Political campaign management has become a very lucrative and in-demand field, especially in large statewide and federal races, and a quality campaign manager can help you run a much more professional and effective race . If you’re not running in a congressional or similarly large-scale race, though, you’ve probably wondered whether it’s worth the time and effort to hire a campaign manager to help with your election bid.
Here’s a quick disclaimer: as a former professional political campaign consultant, my opinion is a bit biased. Still, I can’t imagine a candidate making a serious bid for a larger elected office without a professional campaign manager to keep the behind-the-scenes political machine running smoothly.
Scheduling, fundraising, media outreach, all-around problem solving, message development and polling, staff hiring and firing . . . all of these aspects and more can be handled effectively be an experienced campaign manager. The right manager can take a huge amount of weight off of the political candidate’s shoulders, allowing the candidate to focus on campaigning and raising money.
Still, as essential as campaign managers and staff are in larger races, a campaign manager can actually end up hurting a much smaller campaign. If you’re running for an office like city council, school board, or even mayor of a small city, the odds are that most of the duties that are traditionally performed by a campaign manager can be just as easily done by you.
Don’t get me wrong; it’s great to have volunteers that are willing to help with some of the more difficult tasks in your campaign. But an official campaign manager is unnecessary in smaller races, and can even end up causing a bit of confusion and squandering of valuable time.

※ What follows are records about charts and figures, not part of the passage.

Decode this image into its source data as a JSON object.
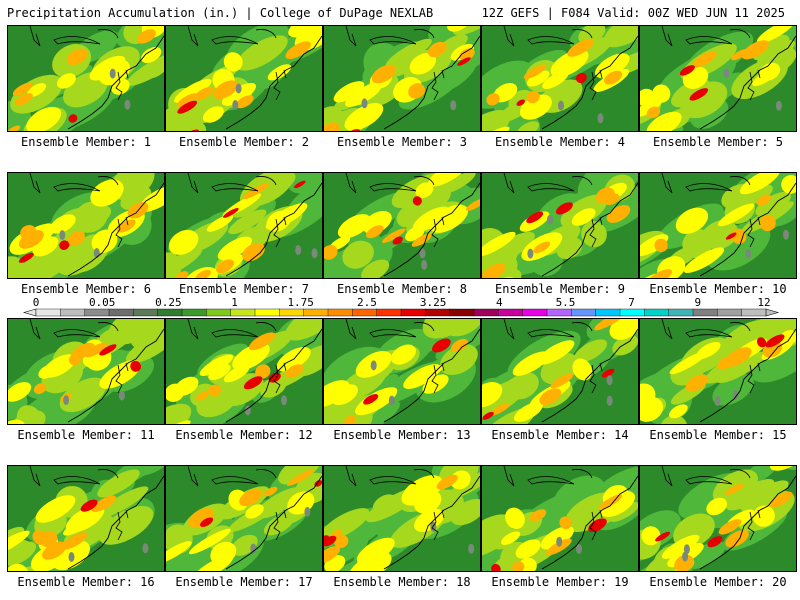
{
  "header": {
    "left_title": "Precipitation Accumulation (in.) | College of DuPage NEXLAB",
    "right_title": "12Z GEFS | F084 Valid: 00Z WED JUN 11 2025"
  },
  "panels": [
    {
      "label": "Ensemble Member: 1"
    },
    {
      "label": "Ensemble Member: 2"
    },
    {
      "label": "Ensemble Member: 3"
    },
    {
      "label": "Ensemble Member: 4"
    },
    {
      "label": "Ensemble Member: 5"
    },
    {
      "label": "Ensemble Member: 6"
    },
    {
      "label": "Ensemble Member: 7"
    },
    {
      "label": "Ensemble Member: 8"
    },
    {
      "label": "Ensemble Member: 9"
    },
    {
      "label": "Ensemble Member: 10"
    },
    {
      "label": "Ensemble Member: 11"
    },
    {
      "label": "Ensemble Member: 12"
    },
    {
      "label": "Ensemble Member: 13"
    },
    {
      "label": "Ensemble Member: 14"
    },
    {
      "label": "Ensemble Member: 15"
    },
    {
      "label": "Ensemble Member: 16"
    },
    {
      "label": "Ensemble Member: 17"
    },
    {
      "label": "Ensemble Member: 18"
    },
    {
      "label": "Ensemble Member: 19"
    },
    {
      "label": "Ensemble Member: 20"
    }
  ],
  "colorbar": {
    "tick_labels": [
      "0",
      "0.05",
      "0.25",
      "1",
      "1.75",
      "2.5",
      "3.25",
      "4",
      "5.5",
      "7",
      "9",
      "12"
    ],
    "colors": [
      "#e6e6e6",
      "#bdbdbd",
      "#8c8c8c",
      "#6e6e6e",
      "#5a7a5a",
      "#2f7d2f",
      "#3a9a2a",
      "#7fc81e",
      "#c8e61e",
      "#ffff00",
      "#ffd700",
      "#ffb000",
      "#ff8c00",
      "#ff6600",
      "#ff3300",
      "#e60000",
      "#b40000",
      "#8b0000",
      "#a0005a",
      "#c8009c",
      "#e600e6",
      "#b464ff",
      "#6496ff",
      "#00c8ff",
      "#00ffff",
      "#00d2c8",
      "#40b4b4",
      "#808080",
      "#a0a0a0",
      "#bebebe"
    ]
  },
  "map_colors": {
    "green_dark": "#2d8a2a",
    "green": "#4fb83a",
    "green_light": "#a6d91e",
    "yellow": "#ffff00",
    "orange": "#ffb000",
    "red": "#e60000",
    "gray": "#7a8a7a"
  }
}
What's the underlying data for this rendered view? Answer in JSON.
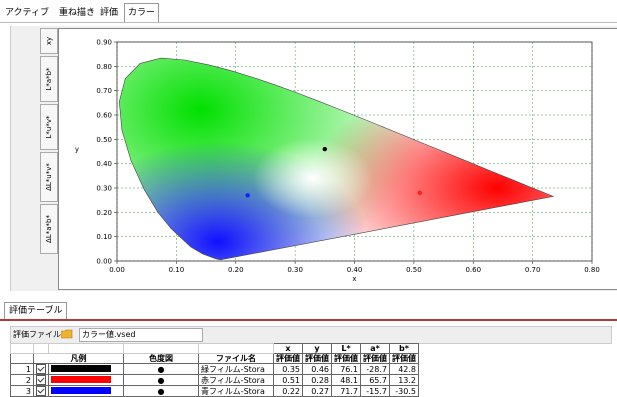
{
  "tabs": [
    {
      "label": "アクティブ"
    },
    {
      "label": "重ね描き"
    },
    {
      "label": "評価"
    },
    {
      "label": "カラー"
    }
  ],
  "view_tabs": [
    {
      "label": "xy"
    },
    {
      "label": "L*a*b*"
    },
    {
      "label": "L*u*v*"
    },
    {
      "label": "ΔL*u*v*"
    },
    {
      "label": "ΔL*a*b*"
    }
  ],
  "chart_data": {
    "type": "scatter",
    "title": "",
    "xlabel": "x",
    "ylabel": "y",
    "xlim": [
      0.0,
      0.8
    ],
    "ylim": [
      0.0,
      0.9
    ],
    "x_ticks": [
      "0.00",
      "0.10",
      "0.20",
      "0.30",
      "0.40",
      "0.50",
      "0.60",
      "0.70",
      "0.80"
    ],
    "y_ticks": [
      "0.00",
      "0.10",
      "0.20",
      "0.30",
      "0.40",
      "0.50",
      "0.60",
      "0.70",
      "0.80",
      "0.90"
    ],
    "grid": true,
    "points": [
      {
        "x": 0.35,
        "y": 0.46,
        "color": "#000000"
      },
      {
        "x": 0.51,
        "y": 0.28,
        "color": "#ff2020"
      },
      {
        "x": 0.22,
        "y": 0.27,
        "color": "#1020ff"
      }
    ]
  },
  "bottom_tab": {
    "label": "評価テーブル"
  },
  "file": {
    "label": "評価ファイル",
    "value": "カラー値.vsed"
  },
  "table": {
    "group_headers": [
      "x",
      "y",
      "L*",
      "a*",
      "b*"
    ],
    "headers": [
      "凡例",
      "色度図",
      "ファイル名",
      "評価値",
      "評価値",
      "評価値",
      "評価値",
      "評価値"
    ],
    "rows": [
      {
        "num": "1",
        "color": "#000000",
        "dot": "●",
        "name": "緑フィルム-Stora",
        "x": "0.35",
        "y": "0.46",
        "L": "76.1",
        "a": "-28.7",
        "b": "42.8"
      },
      {
        "num": "2",
        "color": "#ff0000",
        "dot": "●",
        "name": "赤フィルム-Stora",
        "x": "0.51",
        "y": "0.28",
        "L": "48.1",
        "a": "65.7",
        "b": "13.2"
      },
      {
        "num": "3",
        "color": "#0000ff",
        "dot": "●",
        "name": "青フィルム-Stora",
        "x": "0.22",
        "y": "0.27",
        "L": "71.7",
        "a": "-15.7",
        "b": "-30.5"
      }
    ]
  }
}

Large campaign committees that are packed with people of various titles love to schedule brainstorming meetings, and they also tend to endlessly debate unimportant details. Most of the vital tasks that need to be performed in a smaller campaign are easily planned and implemented by the candidate himself, and too much manipulation from other sources can bog down a good local campaign plan.

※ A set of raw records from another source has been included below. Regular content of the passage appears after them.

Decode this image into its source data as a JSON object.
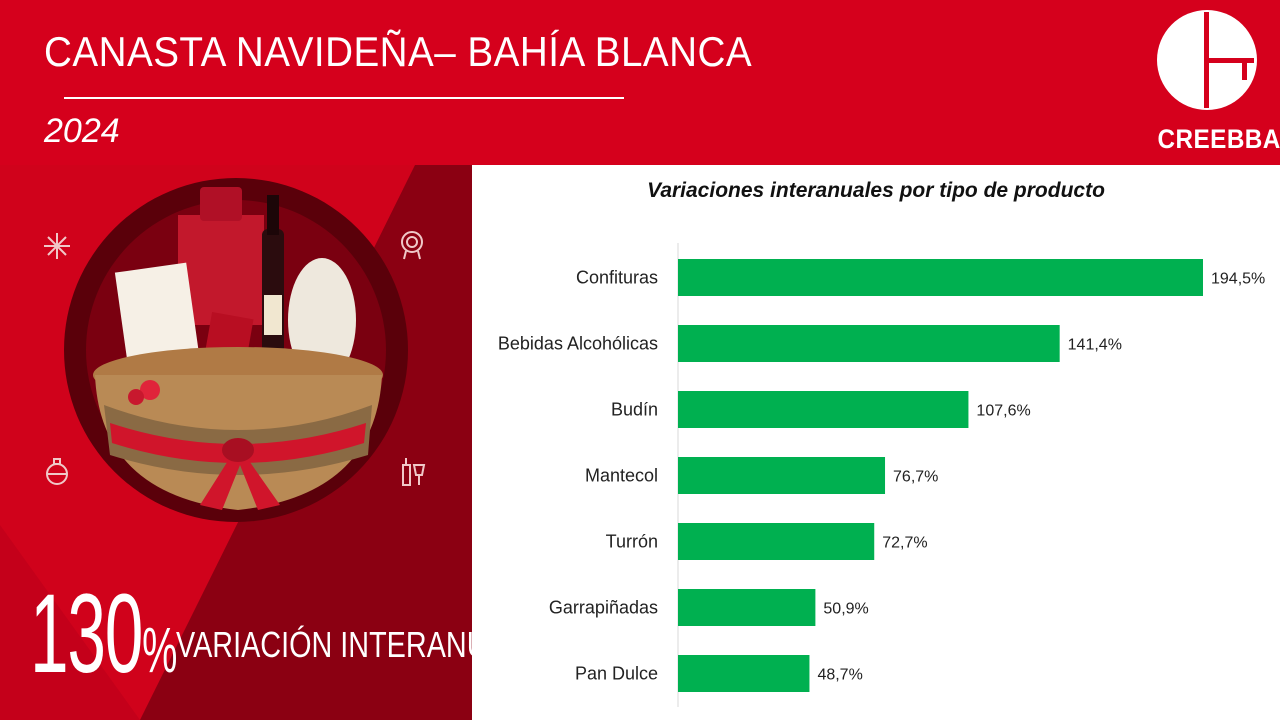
{
  "header": {
    "title": "CANASTA NAVIDEÑA– BAHÍA BLANCA",
    "year": "2024",
    "logo_text": "CREEBBA"
  },
  "kpi": {
    "value": "130",
    "unit": "%",
    "label": "VARIACIÓN INTERANUAL"
  },
  "icons": [
    "snowflake-icon",
    "ornament-wreath-icon",
    "christmas-ball-icon",
    "wine-glass-icon",
    "gift-basket-image"
  ],
  "colors": {
    "header_red": "#d5001c",
    "dark_red": "#8b0012",
    "bar_green": "#00b050"
  },
  "chart_data": {
    "type": "bar",
    "orientation": "horizontal",
    "title": "Variaciones interanuales por tipo de producto",
    "categories": [
      "Confituras",
      "Bebidas Alcohólicas",
      "Budín",
      "Mantecol",
      "Turrón",
      "Garrapiñadas",
      "Pan Dulce"
    ],
    "values": [
      194.5,
      141.4,
      107.6,
      76.7,
      72.7,
      50.9,
      48.7
    ],
    "value_labels": [
      "194,5%",
      "141,4%",
      "107,6%",
      "76,7%",
      "72,7%",
      "50,9%",
      "48,7%"
    ],
    "xlim": [
      0,
      194.5
    ],
    "grid": false,
    "legend": "none"
  }
}
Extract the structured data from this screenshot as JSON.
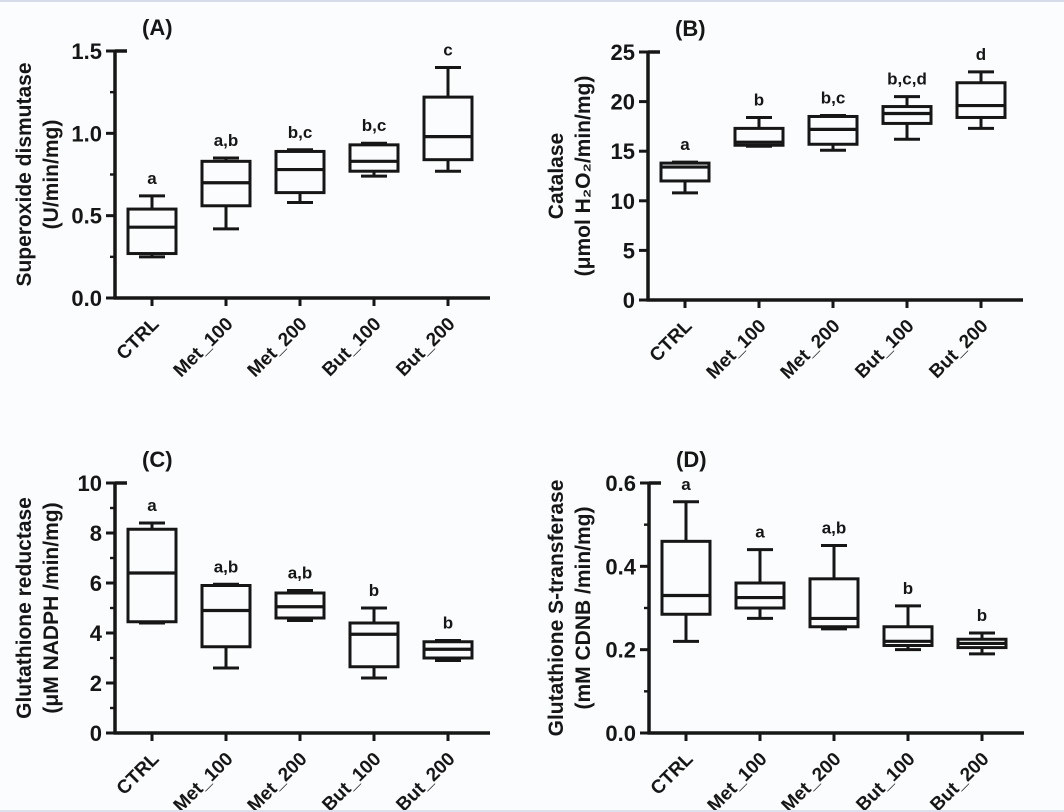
{
  "figure": {
    "kind": "2x2 box plot figure",
    "ink_color": "#161616",
    "background": "#fbfcfe",
    "panel_labels": [
      "(A)",
      "(B)",
      "(C)",
      "(D)"
    ]
  },
  "chart_data": [
    {
      "id": "A",
      "type": "box",
      "panel_label": "(A)",
      "ylabel_lines": [
        "Superoxide dismutase",
        "(U/min/mg)"
      ],
      "ylim": [
        0,
        1.5
      ],
      "ymajor": [
        0,
        0.5,
        1.0,
        1.5
      ],
      "ytick_labels": [
        "0.0",
        "0.5",
        "1.0",
        "1.5"
      ],
      "yminor": [
        0.25,
        0.75,
        1.25
      ],
      "grid": false,
      "categories": [
        "CTRL",
        "Met_100",
        "Met_200",
        "But_100",
        "But_200"
      ],
      "series": [
        {
          "group": "CTRL",
          "whisker_low": 0.25,
          "q1": 0.27,
          "median": 0.43,
          "q3": 0.54,
          "whisker_high": 0.62,
          "sig": "a"
        },
        {
          "group": "Met_100",
          "whisker_low": 0.42,
          "q1": 0.56,
          "median": 0.7,
          "q3": 0.83,
          "whisker_high": 0.85,
          "sig": "a,b"
        },
        {
          "group": "Met_200",
          "whisker_low": 0.58,
          "q1": 0.64,
          "median": 0.78,
          "q3": 0.89,
          "whisker_high": 0.9,
          "sig": "b,c"
        },
        {
          "group": "But_100",
          "whisker_low": 0.74,
          "q1": 0.77,
          "median": 0.83,
          "q3": 0.93,
          "whisker_high": 0.94,
          "sig": "b,c"
        },
        {
          "group": "But_200",
          "whisker_low": 0.77,
          "q1": 0.84,
          "median": 0.98,
          "q3": 1.22,
          "whisker_high": 1.4,
          "sig": "c"
        }
      ]
    },
    {
      "id": "B",
      "type": "box",
      "panel_label": "(B)",
      "ylabel_lines": [
        "Catalase",
        "(μmol H₂O₂/min/mg)"
      ],
      "ylim": [
        0,
        25
      ],
      "ymajor": [
        0,
        5,
        10,
        15,
        20,
        25
      ],
      "ytick_labels": [
        "0",
        "5",
        "10",
        "15",
        "20",
        "25"
      ],
      "yminor": [],
      "grid": false,
      "categories": [
        "CTRL",
        "Met_100",
        "Met_200",
        "But_100",
        "But_200"
      ],
      "series": [
        {
          "group": "CTRL",
          "whisker_low": 10.8,
          "q1": 12.0,
          "median": 13.4,
          "q3": 13.8,
          "whisker_high": 13.9,
          "sig": "a"
        },
        {
          "group": "Met_100",
          "whisker_low": 15.5,
          "q1": 15.6,
          "median": 15.9,
          "q3": 17.3,
          "whisker_high": 18.4,
          "sig": "b"
        },
        {
          "group": "Met_200",
          "whisker_low": 15.1,
          "q1": 15.7,
          "median": 17.2,
          "q3": 18.5,
          "whisker_high": 18.6,
          "sig": "b,c"
        },
        {
          "group": "But_100",
          "whisker_low": 16.2,
          "q1": 17.8,
          "median": 18.8,
          "q3": 19.5,
          "whisker_high": 20.5,
          "sig": "b,c,d"
        },
        {
          "group": "But_200",
          "whisker_low": 17.3,
          "q1": 18.4,
          "median": 19.6,
          "q3": 21.9,
          "whisker_high": 23.0,
          "sig": "d"
        }
      ]
    },
    {
      "id": "C",
      "type": "box",
      "panel_label": "(C)",
      "ylabel_lines": [
        "Glutathione reductase",
        "(μM NADPH /min/mg)"
      ],
      "ylim": [
        0,
        10
      ],
      "ymajor": [
        0,
        2,
        4,
        6,
        8,
        10
      ],
      "ytick_labels": [
        "0",
        "2",
        "4",
        "6",
        "8",
        "10"
      ],
      "yminor": [
        1,
        3,
        5,
        7,
        9
      ],
      "grid": false,
      "categories": [
        "CTRL",
        "Met_100",
        "Met_200",
        "But_100",
        "But_200"
      ],
      "series": [
        {
          "group": "CTRL",
          "whisker_low": 4.4,
          "q1": 4.45,
          "median": 6.4,
          "q3": 8.15,
          "whisker_high": 8.4,
          "sig": "a"
        },
        {
          "group": "Met_100",
          "whisker_low": 2.6,
          "q1": 3.45,
          "median": 4.9,
          "q3": 5.9,
          "whisker_high": 5.95,
          "sig": "a,b"
        },
        {
          "group": "Met_200",
          "whisker_low": 4.5,
          "q1": 4.6,
          "median": 5.05,
          "q3": 5.6,
          "whisker_high": 5.7,
          "sig": "a,b"
        },
        {
          "group": "But_100",
          "whisker_low": 2.2,
          "q1": 2.65,
          "median": 3.95,
          "q3": 4.4,
          "whisker_high": 5.0,
          "sig": "b"
        },
        {
          "group": "But_200",
          "whisker_low": 2.9,
          "q1": 3.0,
          "median": 3.35,
          "q3": 3.65,
          "whisker_high": 3.7,
          "sig": "b"
        }
      ]
    },
    {
      "id": "D",
      "type": "box",
      "panel_label": "(D)",
      "ylabel_lines": [
        "Glutathione S-transferase",
        "(mM CDNB /min/mg)"
      ],
      "ylim": [
        0,
        0.6
      ],
      "ymajor": [
        0,
        0.2,
        0.4,
        0.6
      ],
      "ytick_labels": [
        "0.0",
        "0.2",
        "0.4",
        "0.6"
      ],
      "yminor": [
        0.1,
        0.3,
        0.5
      ],
      "grid": false,
      "categories": [
        "CTRL",
        "Met_100",
        "Met_200",
        "But_100",
        "But_200"
      ],
      "series": [
        {
          "group": "CTRL",
          "whisker_low": 0.22,
          "q1": 0.285,
          "median": 0.33,
          "q3": 0.46,
          "whisker_high": 0.555,
          "sig": "a"
        },
        {
          "group": "Met_100",
          "whisker_low": 0.275,
          "q1": 0.3,
          "median": 0.325,
          "q3": 0.36,
          "whisker_high": 0.44,
          "sig": "a"
        },
        {
          "group": "Met_200",
          "whisker_low": 0.25,
          "q1": 0.255,
          "median": 0.275,
          "q3": 0.37,
          "whisker_high": 0.45,
          "sig": "a,b"
        },
        {
          "group": "But_100",
          "whisker_low": 0.2,
          "q1": 0.21,
          "median": 0.22,
          "q3": 0.255,
          "whisker_high": 0.305,
          "sig": "b"
        },
        {
          "group": "But_200",
          "whisker_low": 0.19,
          "q1": 0.205,
          "median": 0.215,
          "q3": 0.225,
          "whisker_high": 0.24,
          "sig": "b"
        }
      ]
    }
  ]
}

If someone is interested in being your campaign manager and you think the role isn’t necessary, suggest instead that they take the title of “campaign chairperson.” Let them know that they will help your campaign in an advisory capacity, but that the day-to-day operations and decision making will be mainly done by you.

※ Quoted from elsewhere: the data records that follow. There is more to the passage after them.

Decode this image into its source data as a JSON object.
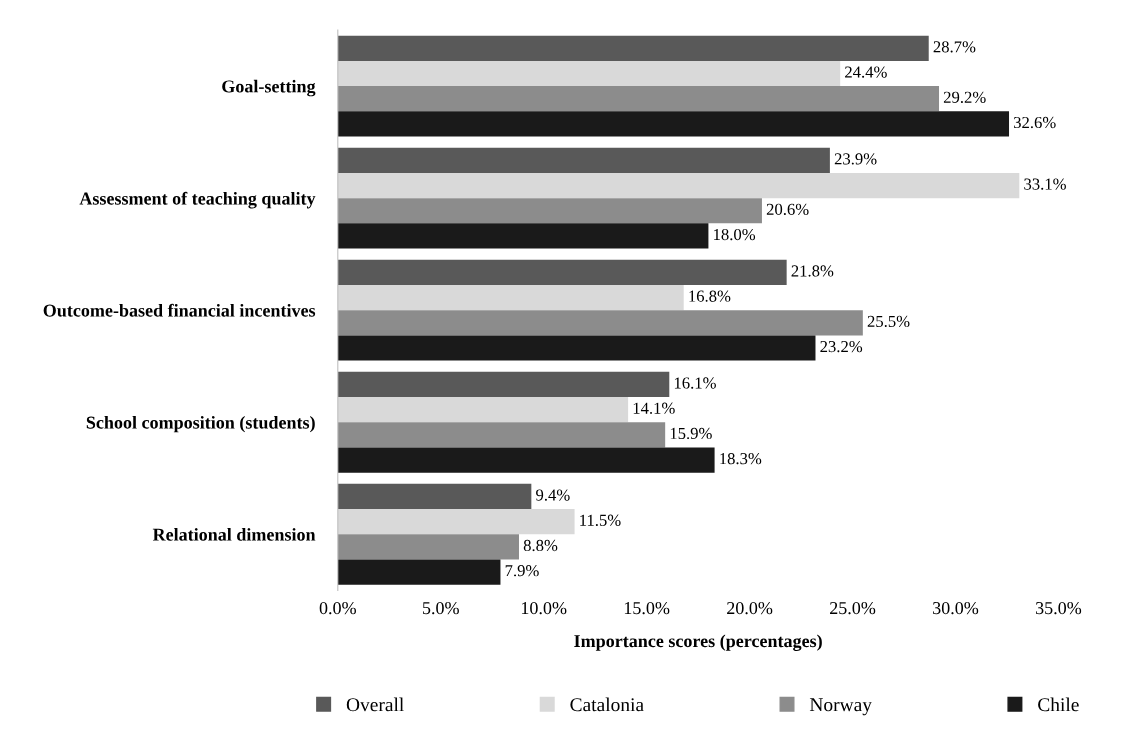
{
  "chart_data": {
    "type": "bar",
    "orientation": "horizontal",
    "xlabel": "Importance scores (percentages)",
    "categories": [
      "Goal-setting",
      "Assessment of teaching quality",
      "Outcome-based financial incentives",
      "School composition (students)",
      "Relational dimension"
    ],
    "series": [
      {
        "name": "Overall",
        "color": "#595959",
        "values": [
          28.7,
          23.9,
          21.8,
          16.1,
          9.4
        ],
        "value_labels": [
          "28.7%",
          "23.9%",
          "21.8%",
          "16.1%",
          "9.4%"
        ]
      },
      {
        "name": "Catalonia",
        "color": "#d9d9d9",
        "values": [
          24.4,
          33.1,
          16.8,
          14.1,
          11.5
        ],
        "value_labels": [
          "24.4%",
          "33.1%",
          "16.8%",
          "14.1%",
          "11.5%"
        ]
      },
      {
        "name": "Norway",
        "color": "#8c8c8c",
        "values": [
          29.2,
          20.6,
          25.5,
          15.9,
          8.8
        ],
        "value_labels": [
          "29.2%",
          "20.6%",
          "25.5%",
          "15.9%",
          "8.8%"
        ]
      },
      {
        "name": "Chile",
        "color": "#1a1a1a",
        "values": [
          32.6,
          18.0,
          23.2,
          18.3,
          7.9
        ],
        "value_labels": [
          "32.6%",
          "18.0%",
          "23.2%",
          "18.3%",
          "7.9%"
        ]
      }
    ],
    "xlim": [
      0,
      35
    ],
    "xticks": [
      {
        "value": 0,
        "label": "0.0%"
      },
      {
        "value": 5,
        "label": "5.0%"
      },
      {
        "value": 10,
        "label": "10.0%"
      },
      {
        "value": 15,
        "label": "15.0%"
      },
      {
        "value": 20,
        "label": "20.0%"
      },
      {
        "value": 25,
        "label": "25.0%"
      },
      {
        "value": 30,
        "label": "30.0%"
      },
      {
        "value": 35,
        "label": "35.0%"
      }
    ],
    "grid": false,
    "legend": "bottom"
  }
}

Remember: the more meetings you are having with members of a campaign committee, the less time you are dedicating to what really gets votes: knocking on doors, making phone calls, and writing letters, among many other things.
If you’re a candidate in a smaller local political race, you might want to forgo the naming of a campaign manager and instead manage the important elements yourself. As your political ambitions grow, you’ll find a professional campaign manager to be much more beneficial in larger races.